Project III: Latent metastasis: Immune Regulation Of Disseminated Cancer Stem Cells PROJECT SUMMARY: The goal of Project III is to discover mechanisms that critically regulate immune evasion by disseminated tumor cells (DTCs) and their evolution as latent metastatic entities. We will use an integrated approach that combines single-cell interrogation methods with unique biological models of latent metastasis from breast cancer and lung adenocarcinoma, and novel computational strategies. Distant metastasis underlies the overwhelming majority of cancer-related deaths and its inception is exceedingly variable. Residual DTCs may outgrow immediately or, more frequently, linger in a viable state of replicative quiescence or mass dormancy for months to years after infiltrating distant organs. This latency state of DTCs is accompanied with significant resistance to anti-neoplastic therapy, which typically targets actively dividing tumor cells. Moreover, latent DTCs somehow evade immune surveillance. The biology underlying these adaptive abilities remains poorly understood and factors governing DTC population dynamics, whether stochastic or deterministic, remain unknown. We aim to address this significant knowledge gap by combining massively parallel, single-cell RNA expression profiling using a bead-based molecular barcoding technology with unsupervised learning methods to identify stable/transitory cell states within latent, residual disease and their molecular control mechanisms. As a complementary approach, individual cell responses to molecular perturbations will be dynamically tracked by live cell imaging. In Aim 1 we propose to determine whether the latent state pre-exists in the primary tumor or is induced by the stress of immunosurveillance in a host tissue. In Aim 2 we will model the evolutionary dynamics of metastatic cells as they exit latency under growth permissive and immunoediting conditions. Moreover, in Aim 3 we will identify key regulators of metastatic immune evasion by probing transcriptional heterogeneity in quiescent subpopulations differentially sensitive to NK-cell mediated elimination. The amalgamation of these approaches, combined with our deep understanding of the biology of cancer metastasis, will promote the discovery of therapeutic strategies to eradicate or control metastasis from its earliest stages of inception.

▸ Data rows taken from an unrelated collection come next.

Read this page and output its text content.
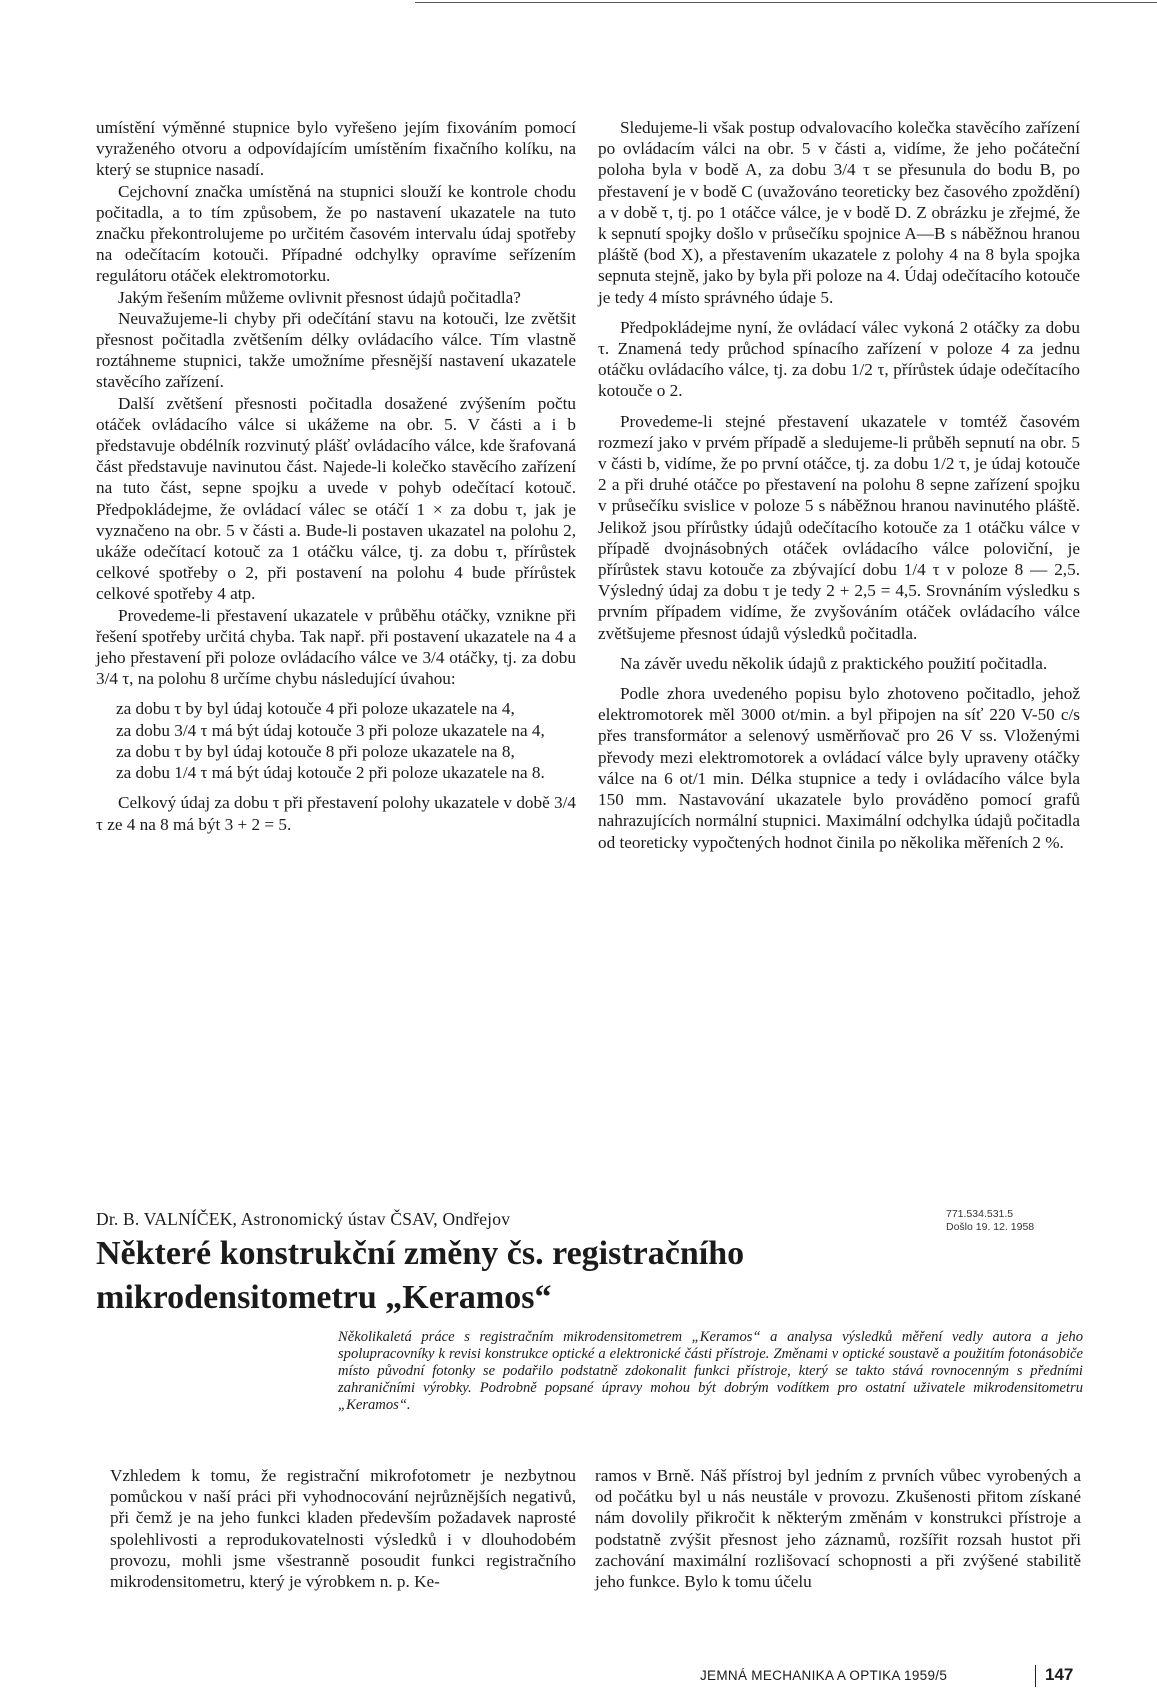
umístění výměnné stupnice bylo vyřešeno jejím fixováním pomocí vyraženého otvoru a odpovídajícím umístěním fixačního kolíku, na který se stupnice nasadí.

Cejchovní značka umístěná na stupnici slouží ke kontrole chodu počitadla, a to tím způsobem, že po nastavení ukazatele na tuto značku překontrolujeme po určitém časovém intervalu údaj spotřeby na odečítacím kotouči. Případné odchylky opravíme seřízením regulátoru otáček elektromotorku.

Jakým řešením můžeme ovlivnit přesnost údajů počitadla?

Neuvažujeme-li chyby při odečítání stavu na kotouči, lze zvětšit přesnost počitadla zvětšením délky ovládacího válce. Tím vlastně roztáhneme stupnici, takže umožníme přesnější nastavení ukazatele stavěcího zařízení.

Další zvětšení přesnosti počitadla dosažené zvýšením počtu otáček ovládacího válce si ukážeme na obr. 5. V části a i b představuje obdélník rozvinutý plášť ovládacího válce, kde šrafovaná část představuje navinutou část. Najede-li kolečko stavěcího zařízení na tuto část, sepne spojku a uvede v pohyb odečítací kotouč. Předpokládejme, že ovládací válec se otáčí 1 × za dobu τ, jak je vyznačeno na obr. 5 v části a. Bude-li postaven ukazatel na polohu 2, ukáže odečítací kotouč za 1 otáčku válce, tj. za dobu τ, přírůstek celkové spotřeby o 2, při postavení na polohu 4 bude přírůstek celkové spotřeby 4 atp.

Provedeme-li přestavení ukazatele v průběhu otáčky, vznikne při řešení spotřeby určitá chyba. Tak např. při postavení ukazatele na 4 a jeho přestavení při poloze ovládacího válce ve 3/4 otáčky, tj. za dobu 3/4 τ, na polohu 8 určíme chybu následující úvahou:

za dobu τ by byl údaj kotouče 4 při poloze ukazatele na 4,

za dobu 3/4 τ má být údaj kotouče 3 při poloze ukazatele na 4,

za dobu τ by byl údaj kotouče 8 při poloze ukazatele na 8,

za dobu 1/4 τ má být údaj kotouče 2 při poloze ukazatele na 8.

Celkový údaj za dobu τ při přestavení polohy ukazatele v době 3/4 τ ze 4 na 8 má být 3 + 2 = 5.

Sledujeme-li však postup odvalovacího kolečka stavěcího zařízení po ovládacím válci na obr. 5 v části a, vidíme, že jeho počáteční poloha byla v bodě A, za dobu 3/4 τ se přesunula do bodu B, po přestavení je v bodě C (uvažováno teoreticky bez časového zpoždění) a v době τ, tj. po 1 otáčce válce, je v bodě D. Z obrázku je zřejmé, že k sepnutí spojky došlo v průsečíku spojnice A—B s náběžnou hranou pláště (bod X), a přestavením ukazatele z polohy 4 na 8 byla spojka sepnuta stejně, jako by byla při poloze na 4. Údaj odečítacího kotouče je tedy 4 místo správného údaje 5.

Předpokládejme nyní, že ovládací válec vykoná 2 otáčky za dobu τ. Znamená tedy průchod spínacího zařízení v poloze 4 za jednu otáčku ovládacího válce, tj. za dobu 1/2 τ, přírůstek údaje odečítacího kotouče o 2.

Provedeme-li stejné přestavení ukazatele v tomtéž časovém rozmezí jako v prvém případě a sledujeme-li průběh sepnutí na obr. 5 v části b, vidíme, že po první otáčce, tj. za dobu 1/2 τ, je údaj kotouče 2 a při druhé otáčce po přestavení na polohu 8 sepne zařízení spojku v průsečíku svislice v poloze 5 s náběžnou hranou navinutého pláště. Jelikož jsou přírůstky údajů odečítacího kotouče za 1 otáčku válce v případě dvojnásobných otáček ovládacího válce poloviční, je přírůstek stavu kotouče za zbývající dobu 1/4 τ v poloze 8 — 2,5. Výsledný údaj za dobu τ je tedy 2 + 2,5 = 4,5. Srovnáním výsledku s prvním případem vidíme, že zvyšováním otáček ovládacího válce zvětšujeme přesnost údajů výsledků počitadla.

Na závěr uvedu několik údajů z praktického použití počitadla.

Podle zhora uvedeného popisu bylo zhotoveno počitadlo, jehož elektromotorek měl 3000 ot/min. a byl připojen na síť 220 V-50 c/s přes transformátor a selenový usměrňovač pro 26 V ss. Vloženými převody mezi elektromotorek a ovládací válce byly upraveny otáčky válce na 6 ot/1 min. Délka stupnice a tedy i ovládacího válce byla 150 mm. Nastavování ukazatele bylo prováděno pomocí grafů nahrazujících normální stupnici. Maximální odchylka údajů počitadla od teoreticky vypočtených hodnot činila po několika měřeních 2 %.

Dr. B. VALNÍČEK, Astronomický ústav ČSAV, Ondřejov	771.534.531.5
Došlo 19. 12. 1958
Některé konstrukční změny čs. registračního
mikrodensitometru „Keramos“
Několikaletá práce s registračním mikrodensitometrem „Keramos“ a analysa výsledků měření vedly autora a jeho spolupracovníky k revisi konstrukce optické a elektronické části přístroje. Změnami v optické soustavě a použitím fotonásobiče místo původní fotonky se podařilo podstatně zdokonalit funkci přístroje, který se takto stává rovnocenným s předními zahraničními výrobky. Podrobně popsané úpravy mohou být dobrým vodítkem pro ostatní uživatele mikrodensitometru „Keramos“.

Vzhledem k tomu, že registrační mikrofotometr je nezbytnou pomůckou v naší práci při vyhodnocování nejrůznějších negativů, při čemž je na jeho funkci kladen především požadavek naprosté spolehlivosti a reprodukovatelnosti výsledků i v dlouhodobém provozu, mohli jsme všestranně posoudit funkci registračního mikrodensitometru, který je výrobkem n. p. Ke-

ramos v Brně. Náš přístroj byl jedním z prvních vůbec vyrobených a od počátku byl u nás neustále v provozu. Zkušenosti přitom získané nám dovolily přikročit k některým změnám v konstrukci přístroje a podstatně zvýšit přesnost jeho záznamů, rozšířit rozsah hustot při zachování maximální rozlišovací schopnosti a při zvýšené stabilitě jeho funkce. Bylo k tomu účelu

JEMNÁ MECHANIKA A OPTIKA 1959/5	147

项目III：潜在转移：播散性癌症干细胞的免疫调节 项目概要： 项目III的目标是发现播散性肿瘤严重调节免疫逃避的机制， 细胞（DTC）及其作为潜在转移实体的演变。我们将采用综合方法， 具有乳腺癌潜在转移的独特生物模型的单细胞询问方法， 肺腺癌和新的计算策略。远处转移导致了 大多数与癌症有关的死亡及其开始是非常可变的。残留故障诊断码可能会消失 立即或更经常地，在几个月的复制静止或集体休眠的可行状态中徘徊 到数年后才扩散到远处器官DTC的这种潜伏状态伴随着显著的阻力 涉及抗肿瘤治疗，其通常靶向活跃分裂的肿瘤细胞。此外，潜在的DTC以某种方式 逃避免疫监视这些适应能力背后的生物学机制仍然知之甚少， 控制DTC种群动态的因素，无论是随机的还是确定的，仍然是未知的。我们的目标是 通过结合大规模平行的单细胞RNA表达谱分析， 使用基于珠的分子条形码技术和无监督学习方法来识别 潜伏性、残留性疾病中的稳定/暂时性细胞状态及其分子控制机制。作为 作为一种互补的方法，单个细胞对分子扰动的反应将被动态跟踪， 活细胞成像在目标1中，我们提出确定潜伏状态是否预先存在于初级状态中。 肿瘤或由宿主组织中的免疫监视应激诱导。在目标2中，我们将对 转移性细胞在生长许可下退出潜伏期时的进化动力学， 免疫编辑条件。此外，在目标3中，我们将确定转移性免疫逃避的关键调节因子 通过探测对NK细胞介导的细胞因子敏感的静止亚群中的转录异质性， 淘汰这些方法的融合，结合我们对生物学的深刻理解， 癌症转移，将促进发现治疗策略，以根除或控制转移， 最早的阶段。